I got to the airport way too early and was afraid I would be incredibly bored since Lord knows I did not want to do the homework that I had brought with me on the trip. Luckily, I was pleasantly surprised by Ellen, another girl in the Marquette program. She had spent the week in Prague and was catching a connecting flight to Madrid. We dined at McDonald’s and had some fun conversations while passing the time until our delayed flight was ready to take off.
Thus, I returned to Madrid feeling satisfied with my vacation in Barcelona, but glad to be back in more comfortable surroundings.
The tourist’s conclusion
My time in Barcelona got me thinking about how it compares to Madrid, its rival city and, in some circles, its archenemy. Since I’ve lived in Madrid for a short time and only spent a few days in Barcelona, I cannot fully speak to the comparisons politically and socially. However, I now feel like a seasoned tourist of both cities.

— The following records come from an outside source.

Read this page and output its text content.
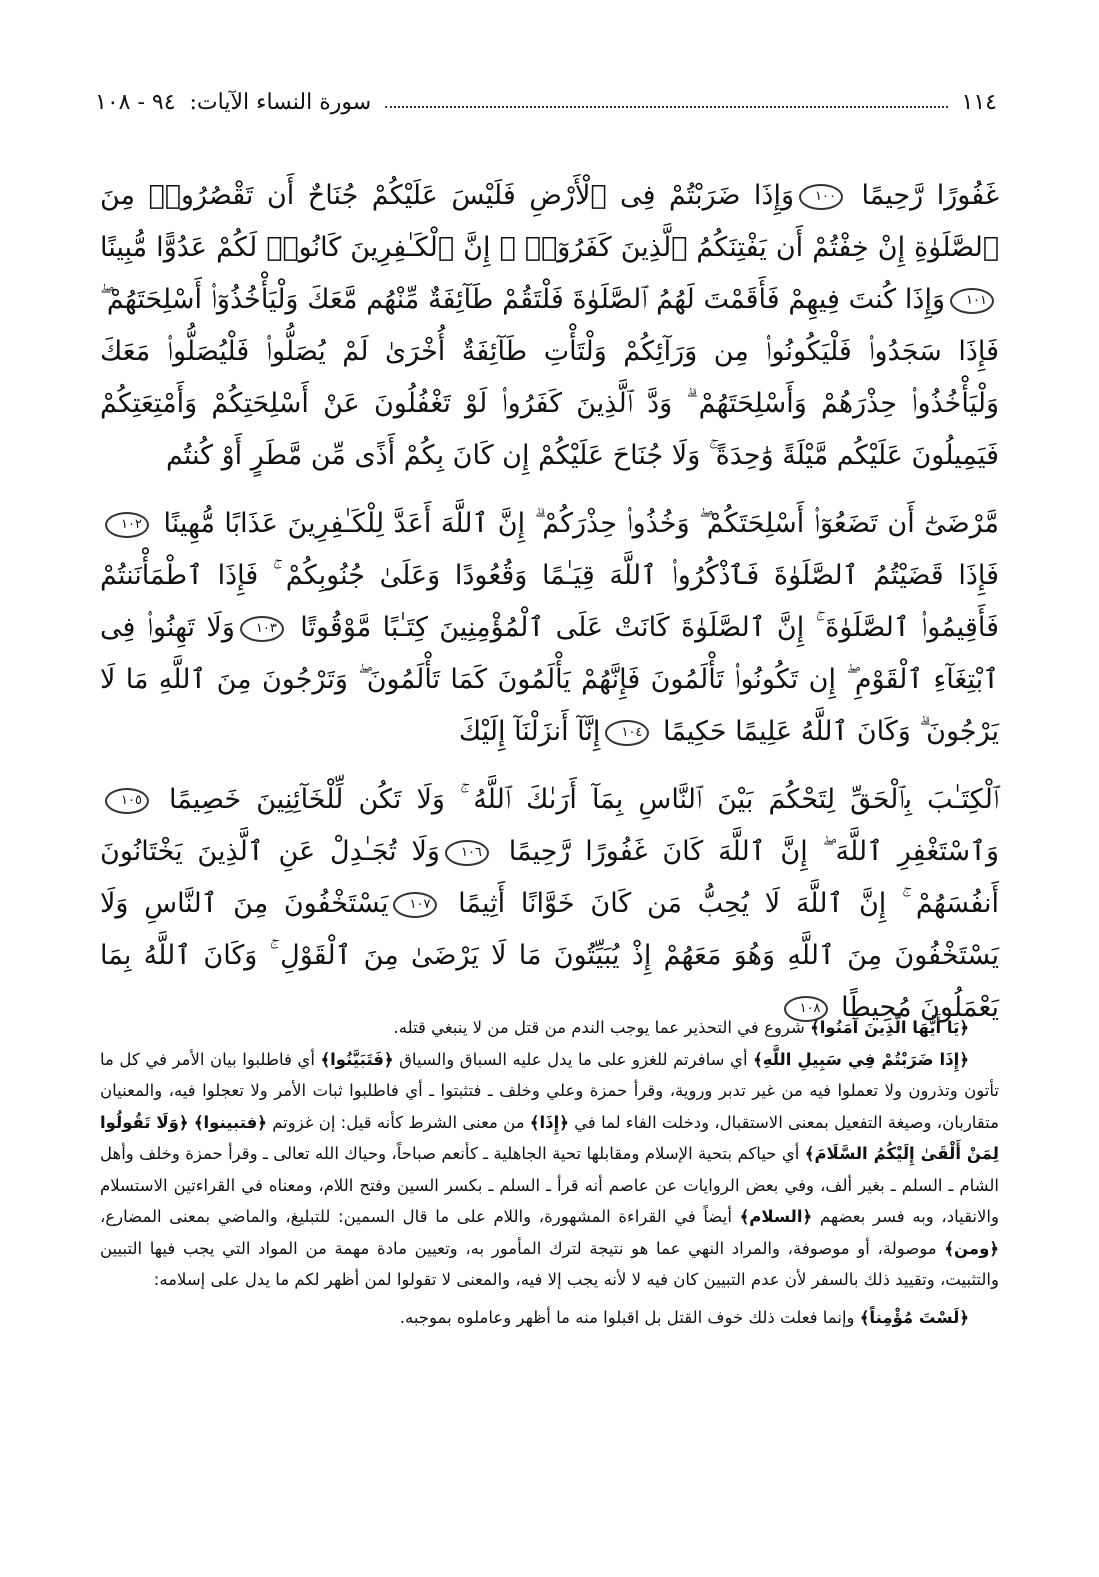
١١٤
سورة النساء الآيات:
٩٤ - ١٠٨
غَفُورًا رَّحِيمًا ١٠٠وَإِذَا ضَرَبْتُمْ فِى ٱلْأَرْضِ فَلَيْسَ عَلَيْكُمْ جُنَاحٌ أَن تَقْصُرُوا۟ مِنَ ٱلصَّلَوٰةِ إِنْ خِفْتُمْ أَن يَفْتِنَكُمُ ٱلَّذِينَ كَفَرُوٓا۟ ۚ إِنَّ ٱلْكَـٰفِرِينَ كَانُوا۟ لَكُمْ عَدُوًّا مُّبِينًا ١٠١وَإِذَا كُنتَ فِيهِمْ فَأَقَمْتَ لَهُمُ ٱلصَّلَوٰةَ فَلْتَقُمْ طَآئِفَةٌ مِّنْهُم مَّعَكَ وَلْيَأْخُذُوٓا۟ أَسْلِحَتَهُمْ ۖ فَإِذَا سَجَدُوا۟ فَلْيَكُونُوا۟ مِن وَرَآئِكُمْ وَلْتَأْتِ طَآئِفَةٌ أُخْرَىٰ لَمْ يُصَلُّوا۟ فَلْيُصَلُّوا۟ مَعَكَ وَلْيَأْخُذُوا۟ حِذْرَهُمْ وَأَسْلِحَتَهُمْ ۗ وَدَّ ٱلَّذِينَ كَفَرُوا۟ لَوْ تَغْفُلُونَ عَنْ أَسْلِحَتِكُمْ وَأَمْتِعَتِكُمْ فَيَمِيلُونَ عَلَيْكُم مَّيْلَةً وَٰحِدَةً ۚ وَلَا جُنَاحَ عَلَيْكُمْ إِن كَانَ بِكُمْ أَذًى مِّن مَّطَرٍ أَوْ كُنتُم
مَّرْضَىٰٓ أَن تَضَعُوٓا۟ أَسْلِحَتَكُمْ ۖ وَخُذُوا۟ حِذْرَكُمْ ۗ إِنَّ ٱللَّهَ أَعَدَّ لِلْكَـٰفِرِينَ عَذَابًا مُّهِينًا ١٠٢فَإِذَا قَضَيْتُمُ ٱلصَّلَوٰةَ فَٱذْكُرُوا۟ ٱللَّهَ قِيَـٰمًا وَقُعُودًا وَعَلَىٰ جُنُوبِكُمْ ۚ فَإِذَا ٱطْمَأْنَنتُمْ فَأَقِيمُوا۟ ٱلصَّلَوٰةَ ۚ إِنَّ ٱلصَّلَوٰةَ كَانَتْ عَلَى ٱلْمُؤْمِنِينَ كِتَـٰبًا مَّوْقُوتًا ١٠٣وَلَا تَهِنُوا۟ فِى ٱبْتِغَآءِ ٱلْقَوْمِ ۖ إِن تَكُونُوا۟ تَأْلَمُونَ فَإِنَّهُمْ يَأْلَمُونَ كَمَا تَأْلَمُونَ ۖ وَتَرْجُونَ مِنَ ٱللَّهِ مَا لَا يَرْجُونَ ۗ وَكَانَ ٱللَّهُ عَلِيمًا حَكِيمًا ١٠٤إِنَّآ أَنزَلْنَآ إِلَيْكَ
ٱلْكِتَـٰبَ بِٱلْحَقِّ لِتَحْكُمَ بَيْنَ ٱلنَّاسِ بِمَآ أَرَىٰكَ ٱللَّهُ ۚ وَلَا تَكُن لِّلْخَآئِنِينَ خَصِيمًا ١٠٥وَٱسْتَغْفِرِ ٱللَّهَ ۖ إِنَّ ٱللَّهَ كَانَ غَفُورًا رَّحِيمًا ١٠٦وَلَا تُجَـٰدِلْ عَنِ ٱلَّذِينَ يَخْتَانُونَ أَنفُسَهُمْ ۚ إِنَّ ٱللَّهَ لَا يُحِبُّ مَن كَانَ خَوَّانًا أَثِيمًا ١٠٧يَسْتَخْفُونَ مِنَ ٱلنَّاسِ وَلَا يَسْتَخْفُونَ مِنَ ٱللَّهِ وَهُوَ مَعَهُمْ إِذْ يُبَيِّتُونَ مَا لَا يَرْضَىٰ مِنَ ٱلْقَوْلِ ۚ وَكَانَ ٱللَّهُ بِمَا يَعْمَلُونَ مُحِيطًا ١٠٨

﴿يَا أَيُّهَا الَّذِينَ آمَنُوا﴾ شروع في التحذير عما يوجب الندم من قتل من لا ينبغي قتله.

﴿إِذَا ضَرَبْتُمْ فِي سَبِيلِ اللَّهِ﴾ أي سافرتم للغزو على ما يدل عليه السباق والسياق ﴿فَتَبَيَّنُوا﴾ أي فاطلبوا بيان الأمر في كل ما تأتون وتذرون ولا تعملوا فيه من غير تدبر وروية، وقرأ حمزة وعلي وخلف ـ فتثبتوا ـ أي فاطلبوا ثبات الأمر ولا تعجلوا فيه، والمعنيان متقاربان، وصيغة التفعيل بمعنى الاستقبال، ودخلت الفاء لما في ﴿إِذَا﴾ من معنى الشرط كأنه قيل: إن غزوتم ﴿فتبينوا﴾ ﴿وَلَا تَقُولُوا لِمَنْ أَلْقَىٰ إِلَيْكُمُ السَّلَامَ﴾ أي حياكم بتحية الإسلام ومقابلها تحية الجاهلية ـ كأنعم صباحاً، وحياك الله تعالى ـ وقرأ حمزة وخلف وأهل الشام ـ السلم ـ بغير ألف، وفي بعض الروايات عن عاصم أنه قرأ ـ السلم ـ بكسر السين وفتح اللام، ومعناه في القراءتين الاستسلام والانقياد، وبه فسر بعضهم ﴿السلام﴾ أيضاً في القراءة المشهورة، واللام على ما قال السمين: للتبليغ، والماضي بمعنى المضارع، ﴿ومن﴾ موصولة، أو موصوفة، والمراد النهي عما هو نتيجة لترك المأمور به، وتعيين مادة مهمة من المواد التي يجب فيها التبيين والتثبيت، وتقييد ذلك بالسفر لأن عدم التبيين كان فيه لا لأنه يجب إلا فيه، والمعنى لا تقولوا لمن أظهر لكم ما يدل على إسلامه:

﴿لَسْتَ مُؤْمِناً﴾ وإنما فعلت ذلك خوف القتل بل اقبلوا منه ما أظهر وعاملوه بموجبه.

In my opinion, Barcelona has a lot more exciting sights to offer its visitors. It has more high-quality museums than Madrid, it has more stunning architecture, it has a beach, it has the Olympic venues and it just has a certain flair that Madrid lacks at times.
On the other hand, Barcelona’s city center feels too touristy, and the high prices are very reflective of that. Madrid has its tourist hotspots, but the majority of the city feels more down to earth; Barcelona was great, but I felt like I was walking through a dream world.
In the end, I’m very glad that I went to Barcelona, and I’ll take the nightmarish aspects along with the dreamlike features. But it felt good to be back in Madrid, and I’m proud to be able to call this great city my temporary home.